Williams surprises his colleagues by leaving early one day, without giving reason. He is off to his doctor, who confirms the news he'd most feared - the cancer inside him leaves him only a few more months of life. But what sort of life?
The colleagues are even more surprised when their boss doesn't show up the next day. Or the next. But Mr Williams is thinking about living, and what that means to him.
He tries the traditional approach to havingfun, of the 'wine, women and song' variety, aided by a louche playwright (Tom Burke) he meets in a seaside cafe. But if that's not the answer then what is? Finding the solution takes time, and he works it out from the unexpected source of Miss Harris (Aimee Lou Wood), the most junior member of his team, now working in a cafe. Which in turn takes him back to work, a man on a mission...

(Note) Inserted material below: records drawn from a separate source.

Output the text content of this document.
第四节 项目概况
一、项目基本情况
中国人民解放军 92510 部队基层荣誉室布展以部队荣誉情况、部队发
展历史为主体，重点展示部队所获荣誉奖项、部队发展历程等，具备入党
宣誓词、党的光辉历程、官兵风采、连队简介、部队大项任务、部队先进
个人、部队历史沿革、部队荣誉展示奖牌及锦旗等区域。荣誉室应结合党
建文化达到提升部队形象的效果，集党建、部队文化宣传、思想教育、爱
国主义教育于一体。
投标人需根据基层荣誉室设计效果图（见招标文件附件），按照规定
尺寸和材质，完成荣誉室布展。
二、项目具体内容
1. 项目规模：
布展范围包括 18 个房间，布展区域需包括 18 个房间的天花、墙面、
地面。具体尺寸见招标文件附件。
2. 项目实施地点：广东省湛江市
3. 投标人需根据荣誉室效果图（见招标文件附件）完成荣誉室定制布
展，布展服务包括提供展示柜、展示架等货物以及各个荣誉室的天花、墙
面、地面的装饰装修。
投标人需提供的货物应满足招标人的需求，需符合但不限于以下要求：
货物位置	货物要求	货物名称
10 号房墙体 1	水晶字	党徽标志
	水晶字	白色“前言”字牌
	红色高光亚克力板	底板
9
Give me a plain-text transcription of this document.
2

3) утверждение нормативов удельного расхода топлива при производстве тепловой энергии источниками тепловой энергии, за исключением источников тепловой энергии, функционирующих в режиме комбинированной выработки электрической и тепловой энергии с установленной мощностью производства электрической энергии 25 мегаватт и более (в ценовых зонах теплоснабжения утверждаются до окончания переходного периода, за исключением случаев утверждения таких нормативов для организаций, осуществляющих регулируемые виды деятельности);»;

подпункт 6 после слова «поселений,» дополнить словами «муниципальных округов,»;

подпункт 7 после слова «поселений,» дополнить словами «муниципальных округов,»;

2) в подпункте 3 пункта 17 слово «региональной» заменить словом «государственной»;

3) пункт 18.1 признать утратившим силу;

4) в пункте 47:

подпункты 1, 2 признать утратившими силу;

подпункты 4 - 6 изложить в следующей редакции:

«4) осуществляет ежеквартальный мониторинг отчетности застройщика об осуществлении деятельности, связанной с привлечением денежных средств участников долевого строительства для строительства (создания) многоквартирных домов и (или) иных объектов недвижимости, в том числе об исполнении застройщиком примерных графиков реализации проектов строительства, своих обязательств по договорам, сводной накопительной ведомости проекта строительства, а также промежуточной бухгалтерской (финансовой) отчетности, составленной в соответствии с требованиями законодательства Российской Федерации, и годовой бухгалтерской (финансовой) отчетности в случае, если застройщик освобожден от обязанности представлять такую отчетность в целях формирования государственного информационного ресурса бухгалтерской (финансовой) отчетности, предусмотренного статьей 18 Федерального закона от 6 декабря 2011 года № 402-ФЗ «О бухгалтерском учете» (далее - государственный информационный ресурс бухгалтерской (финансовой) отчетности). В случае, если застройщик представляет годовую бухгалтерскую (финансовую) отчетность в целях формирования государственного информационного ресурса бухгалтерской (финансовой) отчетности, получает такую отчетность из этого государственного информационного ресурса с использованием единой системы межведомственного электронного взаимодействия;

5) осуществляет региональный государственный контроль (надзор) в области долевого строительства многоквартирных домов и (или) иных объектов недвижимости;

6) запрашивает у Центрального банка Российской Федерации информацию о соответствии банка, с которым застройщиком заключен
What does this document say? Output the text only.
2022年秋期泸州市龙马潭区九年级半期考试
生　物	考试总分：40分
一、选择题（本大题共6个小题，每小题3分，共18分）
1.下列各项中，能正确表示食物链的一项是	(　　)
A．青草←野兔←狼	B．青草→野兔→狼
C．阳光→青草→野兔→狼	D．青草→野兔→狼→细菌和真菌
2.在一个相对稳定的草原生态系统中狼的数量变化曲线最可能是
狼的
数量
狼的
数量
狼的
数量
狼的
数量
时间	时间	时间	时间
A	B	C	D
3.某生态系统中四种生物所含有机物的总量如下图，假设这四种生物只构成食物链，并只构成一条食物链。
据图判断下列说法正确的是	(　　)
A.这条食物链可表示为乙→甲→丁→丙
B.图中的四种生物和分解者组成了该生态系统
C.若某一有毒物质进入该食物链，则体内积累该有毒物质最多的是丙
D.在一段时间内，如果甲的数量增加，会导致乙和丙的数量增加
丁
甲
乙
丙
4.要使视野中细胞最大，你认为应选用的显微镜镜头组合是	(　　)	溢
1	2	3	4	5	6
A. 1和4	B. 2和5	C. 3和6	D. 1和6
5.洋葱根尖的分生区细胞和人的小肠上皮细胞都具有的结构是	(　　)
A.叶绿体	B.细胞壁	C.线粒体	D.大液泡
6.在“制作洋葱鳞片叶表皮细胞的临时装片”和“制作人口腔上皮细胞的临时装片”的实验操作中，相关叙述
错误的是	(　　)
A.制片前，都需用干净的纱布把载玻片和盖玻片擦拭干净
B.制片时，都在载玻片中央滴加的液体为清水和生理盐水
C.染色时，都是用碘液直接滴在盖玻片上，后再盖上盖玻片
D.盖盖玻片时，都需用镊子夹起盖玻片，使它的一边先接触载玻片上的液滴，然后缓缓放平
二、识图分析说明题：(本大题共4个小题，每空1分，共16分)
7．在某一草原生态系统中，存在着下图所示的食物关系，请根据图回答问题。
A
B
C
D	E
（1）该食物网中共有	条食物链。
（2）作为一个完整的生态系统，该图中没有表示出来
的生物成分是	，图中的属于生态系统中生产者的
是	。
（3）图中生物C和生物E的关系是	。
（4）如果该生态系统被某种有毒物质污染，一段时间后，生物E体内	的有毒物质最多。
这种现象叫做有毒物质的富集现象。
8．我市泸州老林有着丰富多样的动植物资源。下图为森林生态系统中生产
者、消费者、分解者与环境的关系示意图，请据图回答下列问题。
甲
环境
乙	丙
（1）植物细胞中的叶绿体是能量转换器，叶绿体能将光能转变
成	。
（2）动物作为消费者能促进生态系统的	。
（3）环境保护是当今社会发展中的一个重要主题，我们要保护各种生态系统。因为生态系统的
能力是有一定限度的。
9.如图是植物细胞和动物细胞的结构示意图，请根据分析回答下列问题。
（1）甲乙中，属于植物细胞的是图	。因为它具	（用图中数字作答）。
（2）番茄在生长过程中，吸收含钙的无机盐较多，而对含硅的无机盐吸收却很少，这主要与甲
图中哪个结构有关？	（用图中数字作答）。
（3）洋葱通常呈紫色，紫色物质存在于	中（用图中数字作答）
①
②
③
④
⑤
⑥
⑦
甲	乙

From the off we know what the eventual outcome for our central character will be, but not what he can do before that ending comes. It could so easily become a maudlin tale, slow and sad and predictable (and some people might see it that way). But a superb script from Kazuro Ishiguro, and Nighy's portrayal of a man determined to dig deep to find who he really is, make for something totally uplifting. There's constant humour from the inability of the characters to communicate, and the scene at the dinner table where Williams wants to tell son Michael one thing, Michael wants to say another, and his wife wants someone to say something, is a masterpiece of the comedy of awkwardness. Sparely shot and cleverly structured, with a careful eye for human detail and the grotesqueries of paper shuffling in '50s local government, it's a world in which the small things dominate, where the red tape seems impenetrable and real people count for little. Out of such unpromising beginnings Williams offers the hopefulness of the human spirit.
Living may well go down as Nighy's finest ever film performance. He certainly moved this viewer. Wonderful.